We expect that entryways will be dry and there will be no obstacles in the walk that we can trip over. We assume that if we head for an emergency exit, there will be no ice on the walk causing us to fall. But, are we correct in this assumption?
A property owner has a responsibility to guard the safety of customers and employees. Of course, we understand that floors must be mopped and waxed at times.
We understand that roofs leak, storms blow through, and storms come up sometimes when no one is around to correct the problem.
What the law expects is that precautions are taken to correct problems quickly. If a problem is found, warnings must be visible, and they must be obvious to a person entering.

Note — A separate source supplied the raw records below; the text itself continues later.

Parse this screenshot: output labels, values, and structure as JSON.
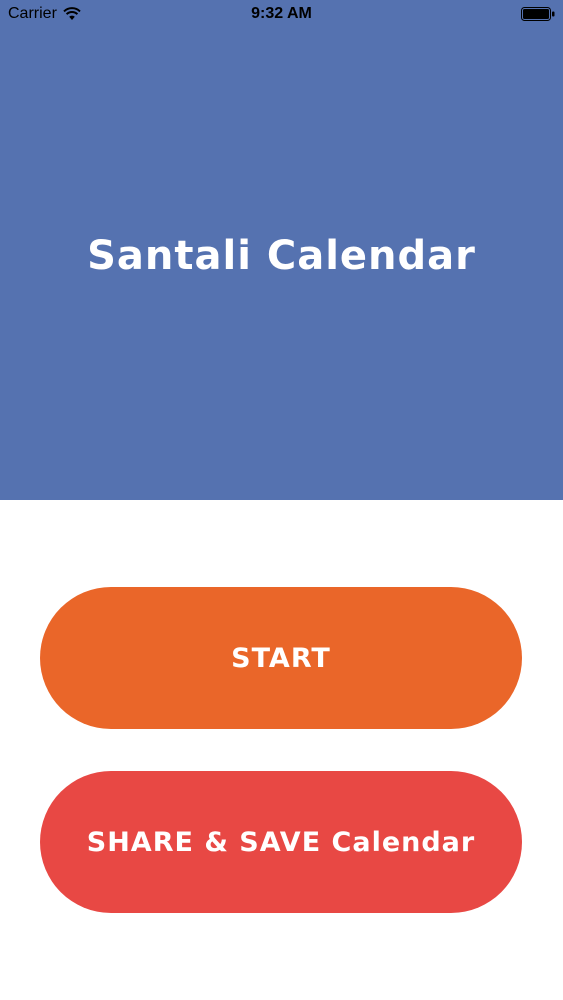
{
  "status_bar": {
    "carrier": "Carrier",
    "time": "9:32 AM"
  },
  "header": {
    "title": "Santali Calendar",
    "background_color": "#5572b0"
  },
  "buttons": {
    "start_label": "START",
    "start_color": "#ea6629",
    "share_label": "SHARE & SAVE Calendar",
    "share_color": "#e84844"
  },
  "icons": {
    "wifi": "wifi-icon",
    "battery": "battery-icon"
  }
}
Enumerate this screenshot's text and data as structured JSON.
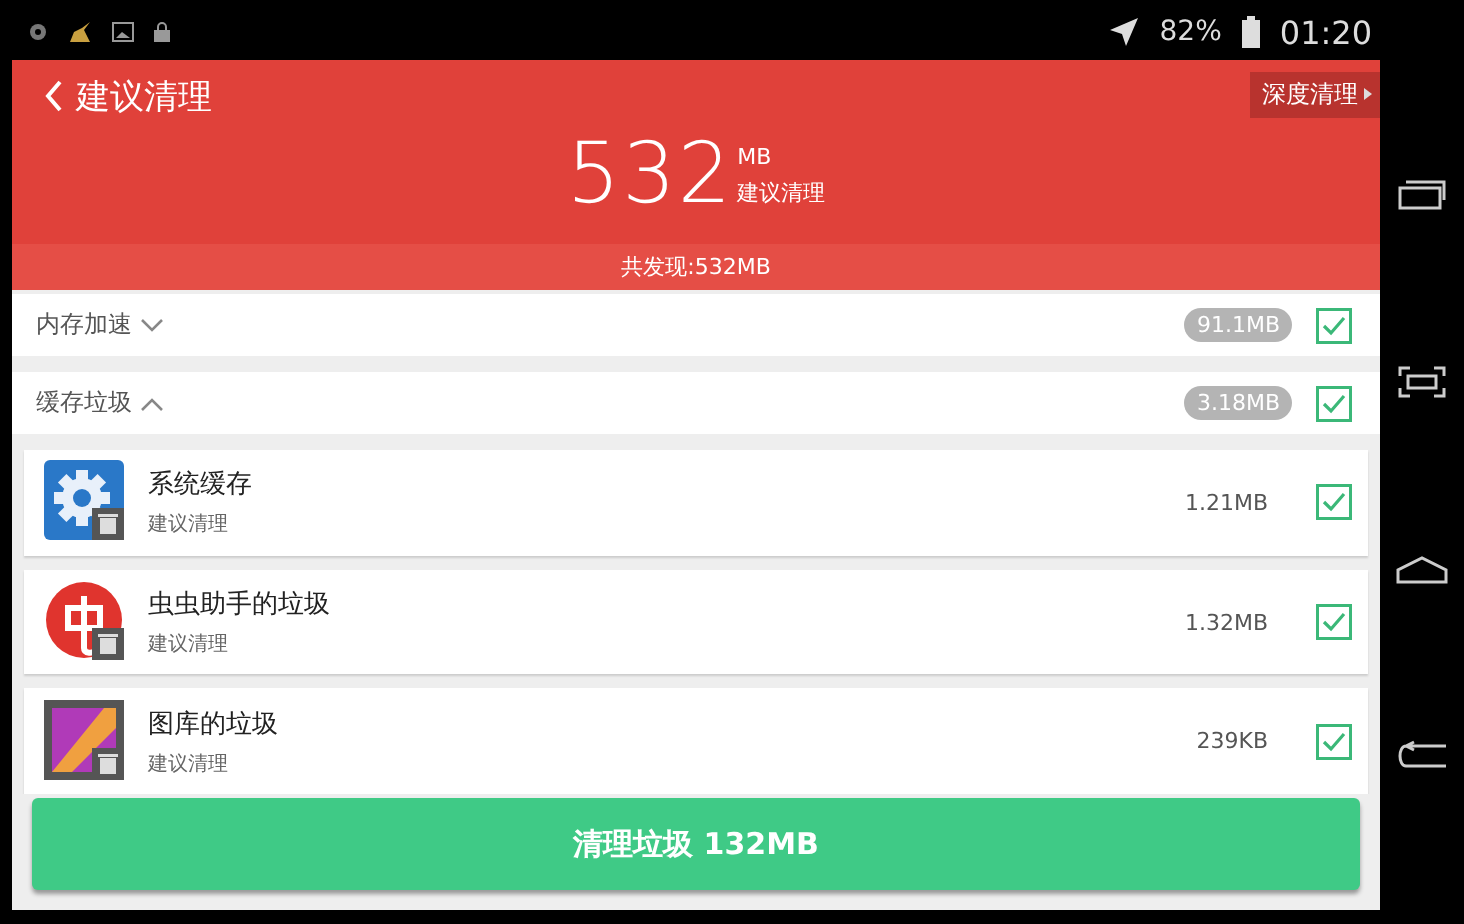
{
  "status_bar": {
    "battery": "82%",
    "time": "01:20"
  },
  "header": {
    "title": "建议清理",
    "deep_clean": "深度清理",
    "amount": "532",
    "unit": "MB",
    "amount_label": "建议清理",
    "found": "共发现:532MB"
  },
  "groups": [
    {
      "label": "内存加速",
      "expanded": false,
      "size": "91.1MB",
      "checked": true
    },
    {
      "label": "缓存垃圾",
      "expanded": true,
      "size": "3.18MB",
      "checked": true,
      "children": [
        {
          "kind": "settings",
          "name": "系统缓存",
          "subtitle": "建议清理",
          "size": "1.21MB",
          "checked": true
        },
        {
          "kind": "app",
          "name": "虫虫助手的垃圾",
          "subtitle": "建议清理",
          "size": "1.32MB",
          "checked": true
        },
        {
          "kind": "gallery",
          "name": "图库的垃圾",
          "subtitle": "建议清理",
          "size": "239KB",
          "checked": true
        }
      ]
    }
  ],
  "clean_button": "清理垃圾 132MB"
}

As you can tell, this is not a clear-cut situation. But, we will give you a few examples of what would be considered unreasonable behavior:
● Putting up a wet floor sign but not showing where the floor is wet. For example, if the kitchen floor is wet and the manager puts a note on the bulletin board warning of the wet floor, this is unreasonable. An employee would not be expected to enter the kitchen and go to the bulletin board to read for floor conditions before walking to the coffee pot.
● Mopping and waxing while the office or work area is filled with people.

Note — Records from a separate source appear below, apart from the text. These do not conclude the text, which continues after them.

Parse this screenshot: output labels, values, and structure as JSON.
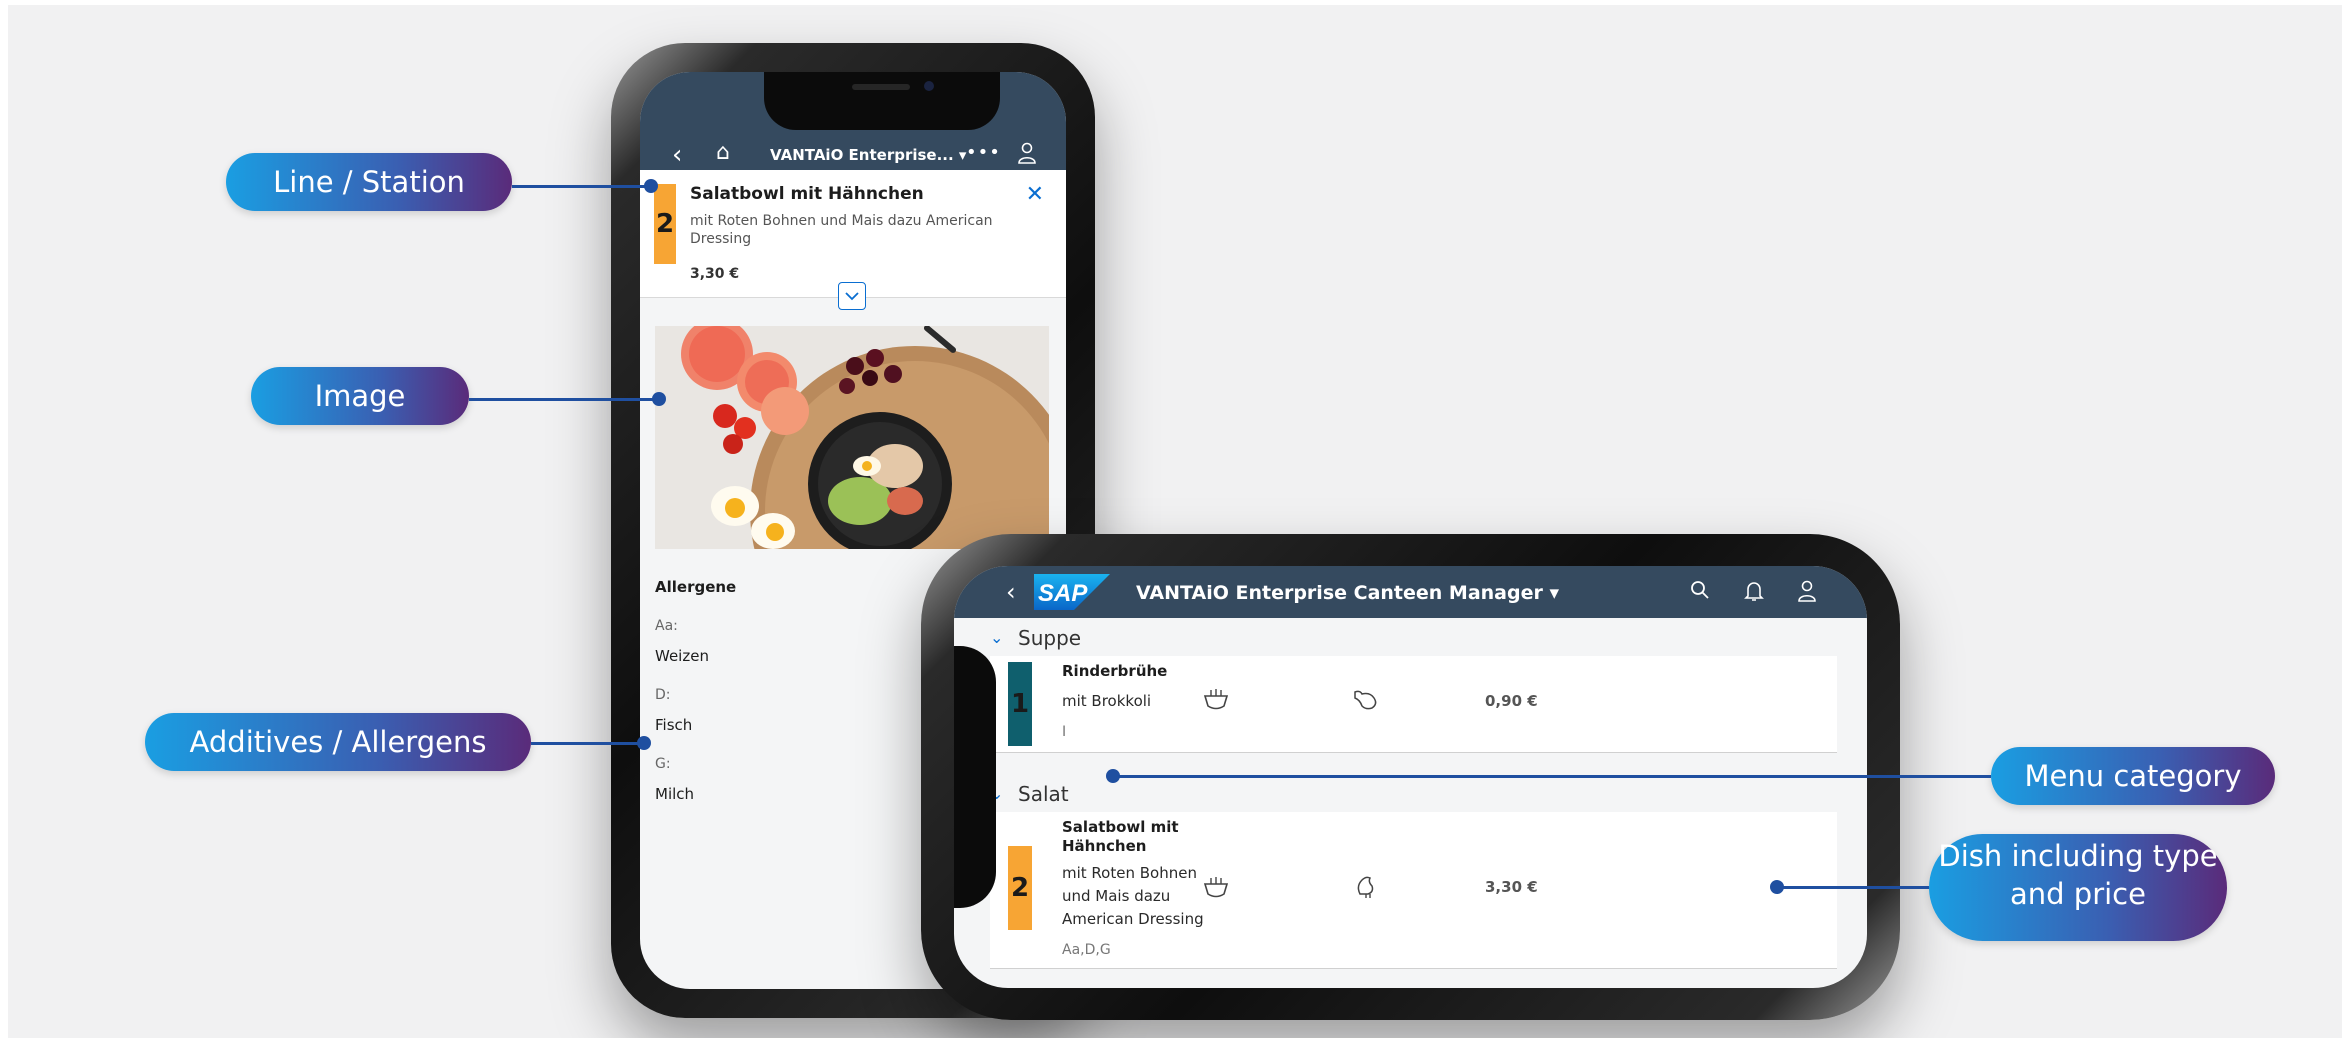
{
  "portrait_app": {
    "shell_title": "VANTAiO Enterprise...",
    "title_caret": "▾",
    "back_icon": "chevron-left-icon",
    "home_icon": "home-icon",
    "more_icon": "overflow-icon",
    "user_icon": "user-icon",
    "dish": {
      "line": "2",
      "title": "Salatbowl mit Hähnchen",
      "description": "mit Roten Bohnen und Mais dazu American Dressing",
      "price": "3,30 €",
      "close_icon": "close-icon"
    },
    "allergens_title": "Allergene",
    "allergens": [
      {
        "code": "Aa:",
        "name": "Weizen"
      },
      {
        "code": "D:",
        "name": "Fisch"
      },
      {
        "code": "G:",
        "name": "Milch"
      }
    ]
  },
  "landscape_app": {
    "logo_text": "SAP",
    "shell_title": "VANTAiO Enterprise Canteen Manager",
    "title_caret": "▾",
    "categories": [
      {
        "label": "Suppe",
        "dishes": [
          {
            "line": "1",
            "line_color": "#0f5f6d",
            "name": "Rinderbrühe",
            "description": "mit Brokkoli",
            "allergens": "I",
            "price": "0,90 €",
            "type_icon": "bowl-icon",
            "meat_icon": "beef-icon"
          }
        ]
      },
      {
        "label": "Salat",
        "dishes": [
          {
            "line": "2",
            "line_color": "#f7a534",
            "name": "Salatbowl mit Hähnchen",
            "description": "mit Roten Bohnen und Mais dazu American Dressing",
            "allergens": "Aa,D,G",
            "price": "3,30 €",
            "type_icon": "bowl-icon",
            "meat_icon": "chicken-icon"
          }
        ]
      }
    ]
  },
  "callouts": {
    "line_station": "Line / Station",
    "image": "Image",
    "additives": "Additives / Allergens",
    "menu_category": "Menu category",
    "dish_type_price": "Dish including type and price"
  },
  "colors": {
    "shellbar": "#354a5f",
    "accent": "#0a6ed1",
    "callout_from": "#1a9ee2",
    "callout_to": "#5a2b7a",
    "leader": "#1f4fa0"
  }
}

● Over-waxing the floor or using wax that leaves a slick and slippery finish.
● Treating one section of the walkway to clear ice or wax, but leaving the other section susceptible.

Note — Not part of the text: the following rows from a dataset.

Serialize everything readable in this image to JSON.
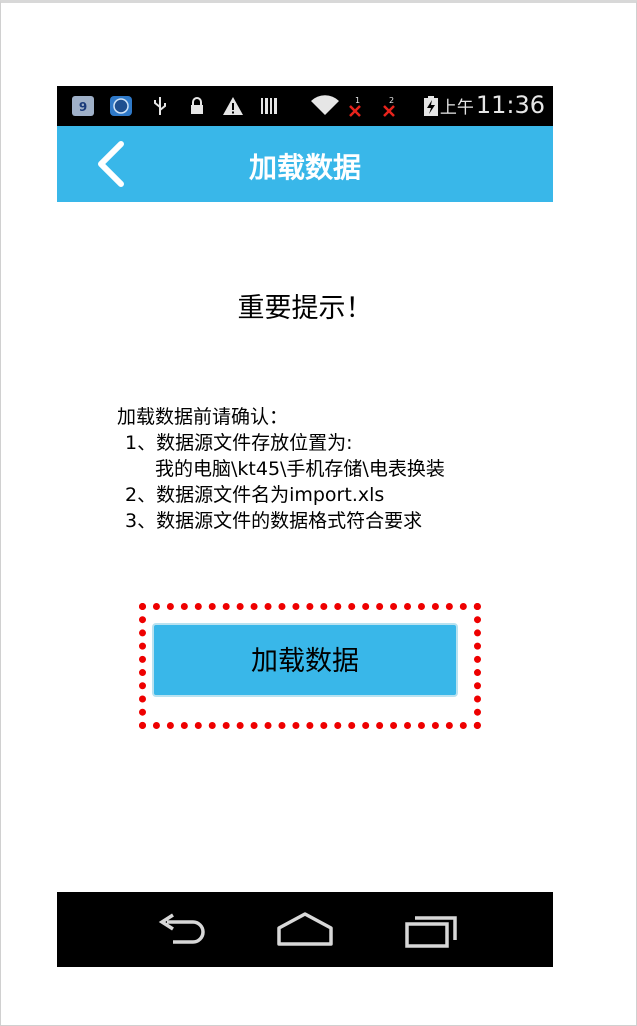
{
  "status_bar": {
    "time_ampm": "上午",
    "time": "11:36",
    "icons": [
      "app-icon",
      "clock-app-icon",
      "usb-icon",
      "lock-icon",
      "warning-icon",
      "barcode-icon",
      "wifi-icon",
      "no-signal-sim1-icon",
      "no-signal-sim2-icon",
      "battery-charging-icon"
    ],
    "sim1_label": "1",
    "sim2_label": "2"
  },
  "title_bar": {
    "title": "加载数据",
    "back_icon": "chevron-left-icon",
    "color": "#39b7e9"
  },
  "notice": {
    "title": "重要提示！",
    "intro": "加载数据前请确认：",
    "item1": "1、数据源文件存放位置为:",
    "item1_path": "我的电脑\\kt45\\手机存储\\电表换装",
    "item2": "2、数据源文件名为import.xls",
    "item3": "3、数据源文件的数据格式符合要求"
  },
  "action": {
    "load_button_label": "加载数据",
    "highlight_color": "#ee0000"
  },
  "nav_bar": {
    "icons": [
      "back-arrow-icon",
      "home-icon",
      "recent-apps-icon"
    ]
  }
}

● Knowing that the building leaks and freezes over and over again, and not taking the proper steps to correct the problem.
● Allowing people to block emergency exits with boxes or equipment.
It is the property owner’s obligation to ensure their property is hazard-free. If the carpet is frayed, there are weak spots in the walkway boards, and the toilet leaks overnight; these issues are common maintenance problems. The property owner can be held liable if he or she knew about the danger or if he should have known about the danger and ignored it.
Entry areas should be well lit, and landscape items should not block the walk or prevent anyone from seeing a danger.
If the property owner has marked the problem well, blocked off any danger areas, and has initiated repair, he or she probably will not be held liable. When the health and well-being of people are at risk, it is better to block off an entry or close the building until the repair takes place.
As you can see, it takes a skilled premises liability lawyer in Idaho to help you understand what the responsibilities of the property owners are.
A slip and fall accident can happen indoors or outdoors. Property owners have a responsibility to maintain a safe environment.
Even though people are expected to behave in a safe manner, it is ultimately up to the property owner to inspect, and correct issues that can cause serious injury or death to people who enter their establishment.